需求：统计每20秒钟产生的热词，每10秒钟统计一次，sparkStreaming的时间间隔 5秒钟。SparkStreaming中窗口操作。

object SparkStreamingWindow {
  def main(args: Array[String]): Unit = {
    val conf = new SparkConf().setAppName("UpdateStateSparkStreaming").setMaster("local[2]")
    //创建StreamingContext对象
    val context = new StreamingContext(conf, Seconds(5))

    context.sparkContext.setLogLevel("OFF")

    //接入数据源
    val linesDstream: DStream[String] = context.socketTextStream("node-01", 9999)

    val wordcountDStream: DStream[(String, Int)] = linesDstream.flatMap(_.split(",")).map((_, 1))

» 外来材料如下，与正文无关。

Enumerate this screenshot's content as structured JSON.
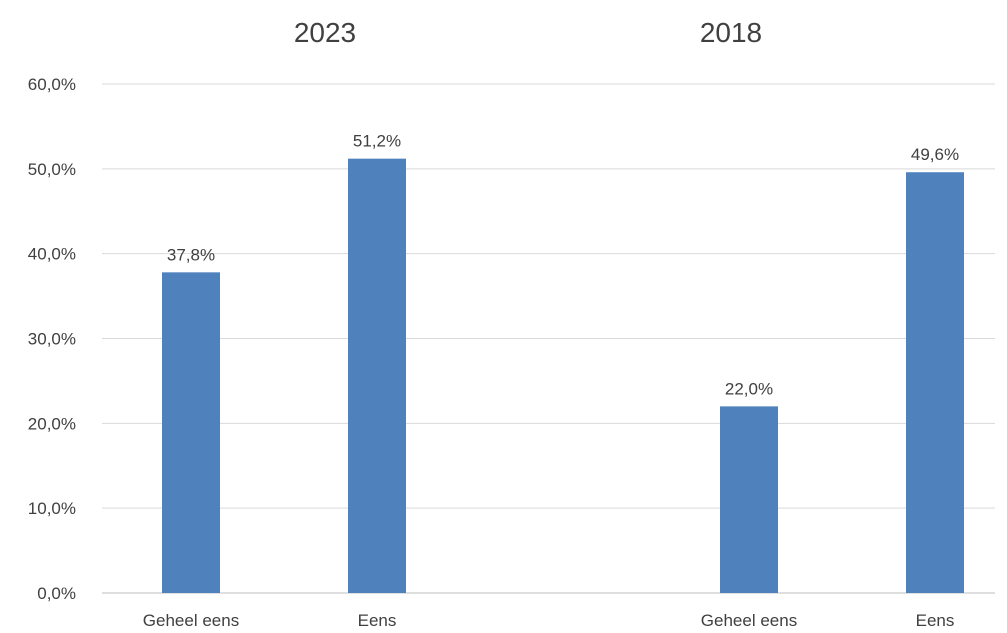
{
  "chart_data": [
    {
      "type": "bar",
      "title": "2023",
      "categories": [
        "Geheel eens",
        "Eens"
      ],
      "values": [
        37.8,
        51.2
      ],
      "data_labels": [
        "37,8%",
        "51,2%"
      ],
      "ylim": [
        0,
        60
      ],
      "yticks": [
        "0,0%",
        "10,0%",
        "20,0%",
        "30,0%",
        "40,0%",
        "50,0%",
        "60,0%"
      ],
      "grid": true,
      "legend": "none"
    },
    {
      "type": "bar",
      "title": "2018",
      "categories": [
        "Geheel eens",
        "Eens"
      ],
      "values": [
        22.0,
        49.6
      ],
      "data_labels": [
        "22,0%",
        "49,6%"
      ],
      "ylim": [
        0,
        60
      ],
      "grid": true,
      "legend": "none"
    }
  ],
  "colors": {
    "bar": "#4f81bd",
    "grid": "#d9d9d9",
    "text": "#404040"
  }
}
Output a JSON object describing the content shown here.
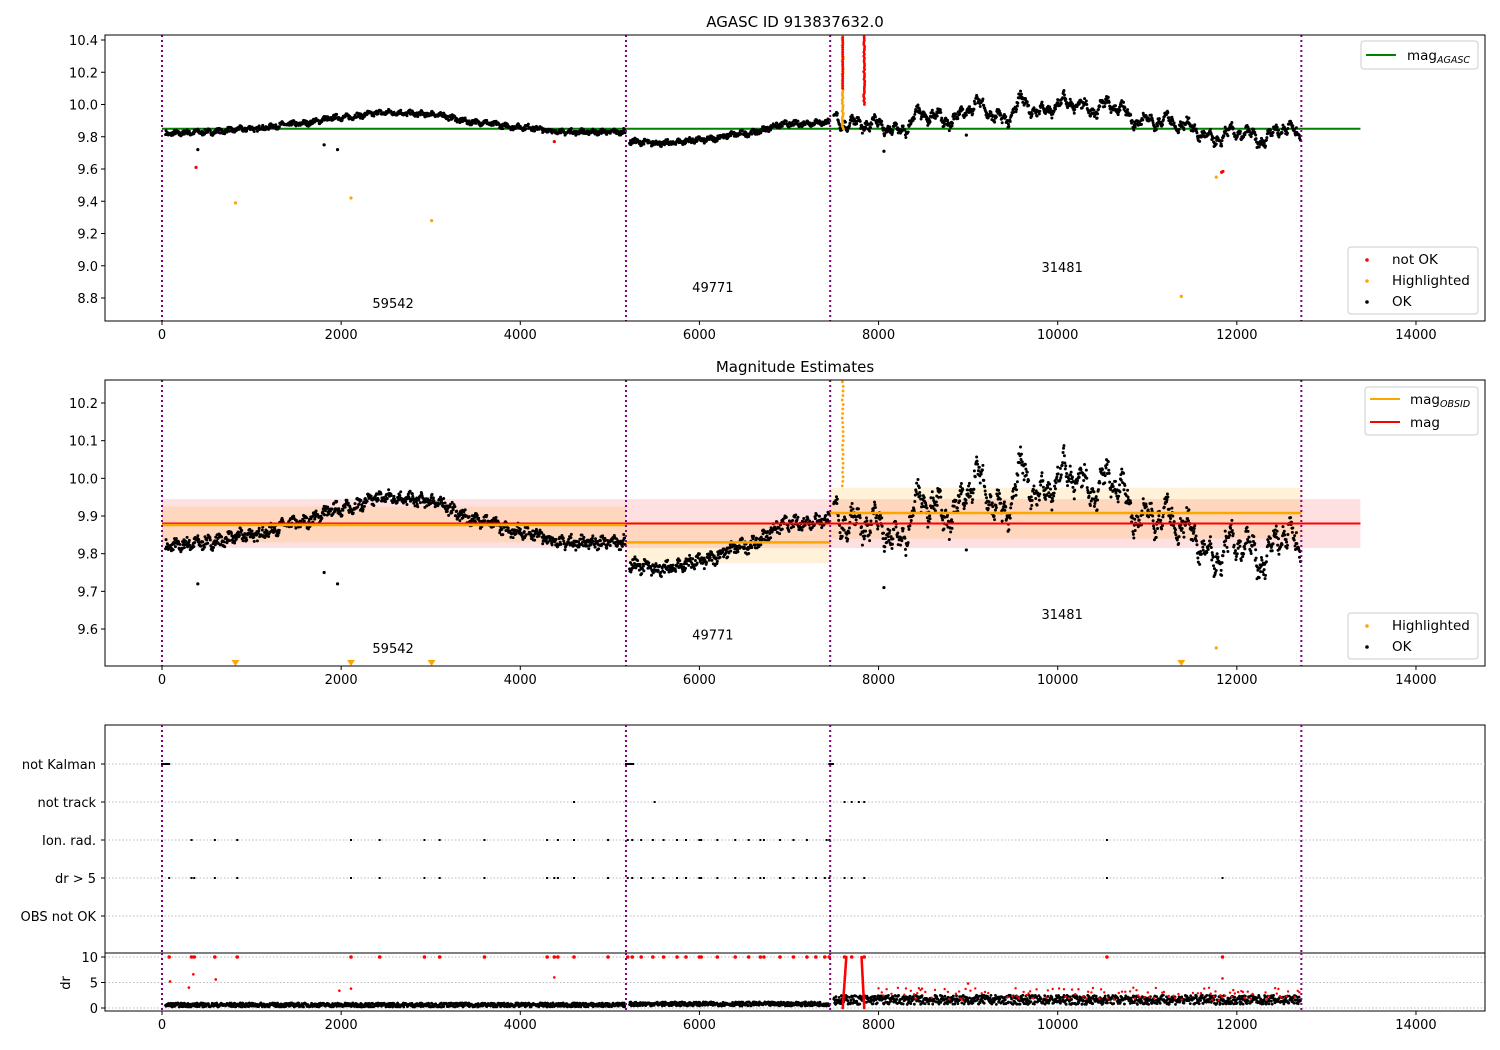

      .reduceByKeyAndWindow((x: Int, y: Int) => x + y, Seconds(15), Seconds(10))
      //窗口操作的时间设置 必须是产生RDD时间间隔整数倍
    wordcountDStream.print()
    context.start()
    context.awaitTermination()

  }
}

6.2 SparkStreaming其他数据来源

SparkStreaming可以读取文件系统中文件

def main(args: Array[String]): Unit = {
  val context = new StreamingContext(new SparkConf().setAppName("SparkStreamingFile").setMaster("local[*]"), Seconds(5))
  context.sparkContext.setLogLevel("OFF")
  //读取文件数据
  val dstream = context.textFileStream("D:/data/")
  dstream.print()
  context.start()
  context.awaitTermination()
}

6.3自定义Receiver读取数据源

自定义类继承Receiver 实现revicer中抽象方法， onStart onStop

package cn.itcast.sparkStreaming

import java.io.{BufferedReader, InputStreamReader}
import java.net.Socket

import org.apache.spark.SparkConf
import org.apache.spark.storage.StorageLevel
import org.apache.spark.streaming.{Seconds, StreamingContext}
import org.apache.spark.streaming.receiver.Receiver

//构建自定义receiver  接受socket数据
class MyReceiver(val host: String, val port: Int) extends Receiver[String](StorageLevel.MEMORY_ONLY) {
  var socket: Socket = _

  override def onStart(): Unit = {
    //接入数据源
    socket = new Socket(host, port)
    new Thread() {
      override def run(): Unit = {
        //读取数据并且将数据存储到缓存中
        receiverMsg()
      }
    }.start()
  }

  def receiverMsg(): Unit = {
    //获取数据流
    val inputStream = socket.getInputStream()
    //构建读取对象
    val reader = new InputStreamReader(inputStream)
    val bufferedReader = new BufferedReader(reader)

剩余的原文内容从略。